Social workers support teens as they transition into adult care or complete treatment. Sometimes, this includes offering education about advance directives. We also refer families to community and financial resources, including wish-granting organizations.

Meeting with a social worker

To determine how to best help, we may conduct a psychosocial assessment. Social workers gather information about your family, including your emotional, social, and financial needs. We may also ask how you have coped with past stressors and identify sources of support and strength in your life.

Social workers can help you best when you openly share your thoughts, concerns, and challenges. I encourage you to be honest and direct.

Many people think it is better to hide emotions. They may avoid speaking about unpleasant situations or feelings. Some families fear judgment if they share their struggles. And it can be difficult to talk about personal information with a social worker you just met!
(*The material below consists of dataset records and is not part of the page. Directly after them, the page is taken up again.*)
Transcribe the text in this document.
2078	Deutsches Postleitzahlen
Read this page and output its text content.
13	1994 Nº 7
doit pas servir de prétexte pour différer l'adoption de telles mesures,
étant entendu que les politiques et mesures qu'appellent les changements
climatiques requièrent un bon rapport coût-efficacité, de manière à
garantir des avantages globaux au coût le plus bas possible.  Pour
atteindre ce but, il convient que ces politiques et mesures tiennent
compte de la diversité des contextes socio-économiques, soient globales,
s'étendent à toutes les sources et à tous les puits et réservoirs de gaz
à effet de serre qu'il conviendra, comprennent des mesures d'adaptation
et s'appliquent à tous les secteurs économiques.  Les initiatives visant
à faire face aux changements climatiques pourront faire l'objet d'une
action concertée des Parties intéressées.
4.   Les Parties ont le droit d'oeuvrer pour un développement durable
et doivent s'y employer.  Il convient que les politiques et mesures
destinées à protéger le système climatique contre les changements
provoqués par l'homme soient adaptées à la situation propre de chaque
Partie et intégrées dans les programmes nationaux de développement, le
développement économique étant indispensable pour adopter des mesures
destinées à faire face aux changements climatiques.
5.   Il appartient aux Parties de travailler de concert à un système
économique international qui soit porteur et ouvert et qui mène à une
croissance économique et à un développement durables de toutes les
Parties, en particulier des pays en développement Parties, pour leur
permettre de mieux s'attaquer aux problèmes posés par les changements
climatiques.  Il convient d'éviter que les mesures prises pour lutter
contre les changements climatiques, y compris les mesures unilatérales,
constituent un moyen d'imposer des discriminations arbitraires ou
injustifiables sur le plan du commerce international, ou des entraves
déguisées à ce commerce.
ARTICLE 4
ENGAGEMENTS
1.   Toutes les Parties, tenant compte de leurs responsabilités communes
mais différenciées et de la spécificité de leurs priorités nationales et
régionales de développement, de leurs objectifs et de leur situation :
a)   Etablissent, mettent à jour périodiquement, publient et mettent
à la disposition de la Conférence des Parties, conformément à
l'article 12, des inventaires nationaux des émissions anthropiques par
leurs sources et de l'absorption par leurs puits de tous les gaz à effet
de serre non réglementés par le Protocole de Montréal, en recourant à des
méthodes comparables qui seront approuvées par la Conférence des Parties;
But remember that social workers talk with families every day who are in similar circumstances. We feel privileged to support you.

The social work profession emphasizes that every person has dignity and worth. We highlight your family’s strengths and gifts. We realize it takes courage and vulnerability to invite us into your stories. We value your openness and trust.

When you are in need, a social worker stands ready to provide encouragement and hope throughout the treatment process.